KQL proficiency — you can write multi-table joins, time-windowed aggregations, and entity correlation queries. If SigninLogs | where TimeGenerated > ago(1h) | summarize count() by UserPrincipalName, IPAddress | where count_ > 10 is comfortable: you are ready.

Understanding of Microsoft security stack — you know what Sentinel, Defender XDR, Entra ID Protection, and the unified incident queue do. Completion of our M365 Security Operations course or equivalent operational experience.

Recommended but not required:

Experience with threat hunting (the Practical Threat Hunting course). Threat hunting produces the hypotheses that become detection rules. Prior hunting experience accelerates DE2 and DE3.

Familiarity with MITRE ATT&CK framework — technique IDs, tactic categories, and the Navigator tool. DE2 uses ATT&CK extensively for coverage assessment.

Usage rights and disclaimer

Course materials: Licensed for individual professional development. You may deploy detection rules from this course in your organization's production Sentinel workspace. You may not redistribute course content, share account credentials, or republish course materials.
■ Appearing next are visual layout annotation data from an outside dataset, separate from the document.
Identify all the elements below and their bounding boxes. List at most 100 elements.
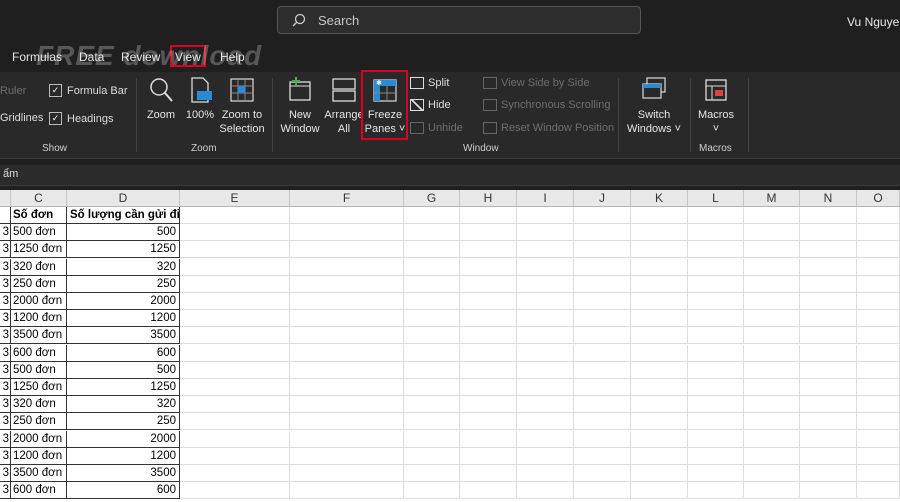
cell-empty[interactable] (631, 275, 688, 293)
switch-windows-button[interactable]: Switch Windows ˅ (624, 76, 684, 136)
cell-empty[interactable] (574, 413, 631, 431)
cell-empty[interactable] (800, 275, 857, 293)
cell-empty[interactable] (517, 224, 574, 242)
cell-empty[interactable] (631, 207, 688, 224)
cell-empty[interactable] (404, 224, 460, 242)
cell-empty[interactable] (631, 379, 688, 396)
cell-empty[interactable] (290, 293, 404, 310)
cell-empty[interactable] (180, 344, 290, 362)
cell-empty[interactable] (631, 447, 688, 465)
column-header-j[interactable]: J (574, 190, 631, 207)
cell-empty[interactable] (744, 396, 800, 414)
cell-empty[interactable] (800, 241, 857, 259)
cell-empty[interactable] (631, 241, 688, 259)
cell-empty[interactable] (857, 310, 900, 328)
cell-empty[interactable] (290, 430, 404, 448)
cell-empty[interactable] (800, 413, 857, 431)
cell-empty[interactable] (290, 361, 404, 379)
cell-empty[interactable] (460, 379, 517, 396)
cell-c[interactable]: 250 đơn (11, 413, 67, 431)
synchronous-scrolling-button[interactable]: Synchronous Scrolling (483, 99, 610, 111)
cell-empty[interactable] (800, 224, 857, 242)
cell-d[interactable]: 600 (67, 482, 180, 500)
cell-empty[interactable] (517, 379, 574, 396)
cell-d[interactable]: 500 (67, 224, 180, 242)
cell-empty[interactable] (517, 258, 574, 276)
cell-empty[interactable] (857, 465, 900, 482)
column-header-k[interactable]: K (631, 190, 688, 207)
cell-empty[interactable] (404, 465, 460, 482)
cell-empty[interactable] (290, 224, 404, 242)
cell-c[interactable]: 2000 đơn (11, 430, 67, 448)
cell-empty[interactable] (180, 413, 290, 431)
split-button[interactable]: Split (410, 77, 449, 89)
cell-empty[interactable] (180, 207, 290, 224)
column-header-c[interactable]: C (11, 190, 67, 207)
cell-empty[interactable] (800, 430, 857, 448)
cell-d[interactable]: 600 (67, 344, 180, 362)
cell-empty[interactable] (180, 379, 290, 396)
cell-empty[interactable] (180, 396, 290, 414)
cell-empty[interactable] (744, 344, 800, 362)
cell-empty[interactable] (404, 361, 460, 379)
cell-c[interactable]: 500 đơn (11, 361, 67, 379)
cell-empty[interactable] (857, 344, 900, 362)
cell-empty[interactable] (574, 482, 631, 500)
cell-empty[interactable] (744, 258, 800, 276)
cell-b[interactable]: 3 (0, 293, 11, 310)
cell-empty[interactable] (404, 430, 460, 448)
cell-empty[interactable] (688, 327, 744, 345)
cell-b[interactable]: 3 (0, 396, 11, 414)
cell-b[interactable] (0, 207, 11, 224)
gridlines-checkbox[interactable]: Gridlines (0, 112, 43, 124)
cell-empty[interactable] (290, 465, 404, 482)
cell-empty[interactable] (800, 327, 857, 345)
cell-empty[interactable] (290, 413, 404, 431)
cell-empty[interactable] (180, 430, 290, 448)
tab-help[interactable]: Help (220, 50, 245, 64)
search-box[interactable]: Search (277, 6, 641, 34)
cell-empty[interactable] (460, 207, 517, 224)
cell-empty[interactable] (631, 396, 688, 414)
unhide-button[interactable]: Unhide (410, 122, 463, 134)
cell-empty[interactable] (180, 361, 290, 379)
cell-d[interactable]: 250 (67, 275, 180, 293)
ruler-checkbox[interactable]: Ruler (0, 85, 26, 97)
cell-d[interactable]: 250 (67, 413, 180, 431)
cell-empty[interactable] (744, 310, 800, 328)
cell-empty[interactable] (517, 396, 574, 414)
cell-empty[interactable] (800, 361, 857, 379)
cell-empty[interactable] (631, 465, 688, 482)
cell-d[interactable]: 1200 (67, 447, 180, 465)
cell-empty[interactable] (517, 310, 574, 328)
formula-bar[interactable]: ẩm (0, 165, 900, 186)
cell-empty[interactable] (180, 293, 290, 310)
cell-b[interactable]: 3 (0, 327, 11, 345)
cell-empty[interactable] (404, 207, 460, 224)
cell-empty[interactable] (744, 275, 800, 293)
zoom-to-selection-button[interactable]: Zoom to Selection (218, 76, 266, 136)
cell-empty[interactable] (290, 275, 404, 293)
cell-empty[interactable] (857, 293, 900, 310)
cell-empty[interactable] (404, 241, 460, 259)
cell-empty[interactable] (574, 327, 631, 345)
column-header-f[interactable]: F (290, 190, 404, 207)
cell-empty[interactable] (574, 344, 631, 362)
cell-b[interactable]: 3 (0, 361, 11, 379)
cell-empty[interactable] (631, 413, 688, 431)
cell-empty[interactable] (290, 258, 404, 276)
cell-empty[interactable] (857, 447, 900, 465)
cell-c[interactable]: 1250 đơn (11, 241, 67, 259)
cell-empty[interactable] (574, 207, 631, 224)
cell-empty[interactable] (631, 310, 688, 328)
column-header-h[interactable]: H (460, 190, 517, 207)
cell-c[interactable]: 320 đơn (11, 396, 67, 414)
cell-b[interactable]: 3 (0, 379, 11, 396)
cell-empty[interactable] (180, 465, 290, 482)
cell-empty[interactable] (517, 241, 574, 259)
cell-empty[interactable] (688, 207, 744, 224)
cell-b[interactable]: 3 (0, 241, 11, 259)
cell-empty[interactable] (688, 447, 744, 465)
cell-empty[interactable] (688, 361, 744, 379)
spreadsheet-grid[interactable]: C D E F G H I J K L M N O Số đơn Số lượng cần gửi đi 3 5… (0, 190, 900, 502)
Detection rules: All KQL detection rules are provided as-is for deployment in your environment. Test every rule against your environment's data before enabling in production. Thresholds, entity mappings, and exclusions require environment-specific tuning. Ridgeline Cyber Defence is not responsible for false positives, false negatives, or operational impact from deployed rules.

Fictional environment: All scenarios use the fictional Northgate Engineering environment. Any resemblance to real organizations, incidents, or individuals is coincidental. IP addresses use RFC 5737 documentation ranges.

Version and changelog

Current version: 1.0  |  Last updated: 2026

2026 — v1.0: Course launch. 12 modules (DE0–DE11). 44+ production KQL detection rules. 6 attack chains. Interactive components: scenario engine, alert simulator, network mesh visualizer. Full content standard compliance.

This course is actively maintained. Detection rules are updated as the Microsoft security platform evolves and new attack techniques emerge. Check this page for version updates.